Nessuno, ipotizza Severino, accetta facilmente l'idea di una casa che poi non è casa che poi diviene casa, o di un albero non albero e poi albero. Perché, si chiede Severino, dovremmo allora accettare questa idea di un vivente che poi diventa morto.
Nella versione paolina e cristiana troviamo che il peccato è la porta d'acceso alla morte.
Il peccato di un uomo ha determinato come conseguenza la morte dell'uomo e la risurrezione solo con la Fede nella salvazione cristiana.

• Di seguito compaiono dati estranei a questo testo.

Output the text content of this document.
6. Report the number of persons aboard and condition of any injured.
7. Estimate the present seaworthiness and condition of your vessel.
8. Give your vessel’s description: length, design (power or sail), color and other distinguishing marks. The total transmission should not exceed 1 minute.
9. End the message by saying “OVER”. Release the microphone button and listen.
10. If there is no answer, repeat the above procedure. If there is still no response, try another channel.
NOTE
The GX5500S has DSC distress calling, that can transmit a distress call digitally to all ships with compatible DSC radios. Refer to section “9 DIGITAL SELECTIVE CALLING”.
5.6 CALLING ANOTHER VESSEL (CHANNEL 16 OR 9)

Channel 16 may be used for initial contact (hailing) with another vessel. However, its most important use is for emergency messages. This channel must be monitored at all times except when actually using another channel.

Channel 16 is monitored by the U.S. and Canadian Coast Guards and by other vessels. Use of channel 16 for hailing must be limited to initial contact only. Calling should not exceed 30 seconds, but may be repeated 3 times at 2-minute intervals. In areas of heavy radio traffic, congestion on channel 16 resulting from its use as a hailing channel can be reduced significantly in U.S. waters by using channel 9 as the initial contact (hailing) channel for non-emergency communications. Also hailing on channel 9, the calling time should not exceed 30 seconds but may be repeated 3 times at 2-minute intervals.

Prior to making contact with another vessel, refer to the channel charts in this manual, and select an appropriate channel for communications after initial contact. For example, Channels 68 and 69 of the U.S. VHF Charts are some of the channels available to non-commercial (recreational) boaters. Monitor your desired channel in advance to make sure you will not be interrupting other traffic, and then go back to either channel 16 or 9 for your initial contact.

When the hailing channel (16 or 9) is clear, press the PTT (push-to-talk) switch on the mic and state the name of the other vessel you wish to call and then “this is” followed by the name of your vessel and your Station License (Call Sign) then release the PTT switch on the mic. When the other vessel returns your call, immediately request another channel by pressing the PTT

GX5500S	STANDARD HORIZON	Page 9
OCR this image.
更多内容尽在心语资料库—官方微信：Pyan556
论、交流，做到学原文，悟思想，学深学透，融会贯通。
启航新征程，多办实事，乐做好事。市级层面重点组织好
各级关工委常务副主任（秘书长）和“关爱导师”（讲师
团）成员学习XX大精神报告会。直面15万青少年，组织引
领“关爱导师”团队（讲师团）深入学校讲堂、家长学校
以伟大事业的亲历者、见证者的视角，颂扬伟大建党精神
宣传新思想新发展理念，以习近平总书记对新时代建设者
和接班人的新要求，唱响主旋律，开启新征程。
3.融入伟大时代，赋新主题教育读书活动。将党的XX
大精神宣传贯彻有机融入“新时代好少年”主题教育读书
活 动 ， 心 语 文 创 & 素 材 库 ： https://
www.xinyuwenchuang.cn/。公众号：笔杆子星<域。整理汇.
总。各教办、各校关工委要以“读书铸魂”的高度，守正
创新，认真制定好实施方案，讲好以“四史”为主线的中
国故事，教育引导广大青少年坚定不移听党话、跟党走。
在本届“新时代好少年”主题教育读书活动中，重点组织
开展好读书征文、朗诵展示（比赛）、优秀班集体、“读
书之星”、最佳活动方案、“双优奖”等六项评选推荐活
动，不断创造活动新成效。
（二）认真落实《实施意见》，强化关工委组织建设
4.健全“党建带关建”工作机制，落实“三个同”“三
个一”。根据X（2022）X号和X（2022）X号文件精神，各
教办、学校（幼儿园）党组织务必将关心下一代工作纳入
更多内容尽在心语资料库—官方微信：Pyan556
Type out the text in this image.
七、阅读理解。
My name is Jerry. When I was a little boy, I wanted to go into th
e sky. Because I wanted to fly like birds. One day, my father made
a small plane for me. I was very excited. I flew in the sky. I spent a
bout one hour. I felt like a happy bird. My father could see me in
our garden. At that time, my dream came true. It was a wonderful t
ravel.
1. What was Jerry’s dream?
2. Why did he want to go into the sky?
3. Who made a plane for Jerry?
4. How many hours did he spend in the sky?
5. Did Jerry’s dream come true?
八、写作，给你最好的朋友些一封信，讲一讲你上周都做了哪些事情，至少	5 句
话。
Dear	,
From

Severino contesta questo processo e dichiara apertamente che non è stato certo il peccato ad aprire le porte alla morte.
Severino parte dalla constatazione che la parola peccato nella versione evangelica si presenta con il termine Hamartya, il cui ricorrente significato è errore.
Il peccato, l'errore capitale, sostiene Severino è la fede nella morte.
E' nella fede nella morte che ha origine la volontà e la violenza dell'uomo.
Se la chiesa cristiana ha veramente l'intenzione di abbandonare la strada che porta alla violenza, non può non ascoltare le voci che risuonano nell'interno dell'uomo, che arrivano dal profondo e abbandonare il concetto di Dio, di Volontà divina, fino ad oggi perseguita e ridefinire una nuova entità, sicuramente priva di Violenza ma soprattutto lontana dalla Volontà, matrice di violenza e di morte.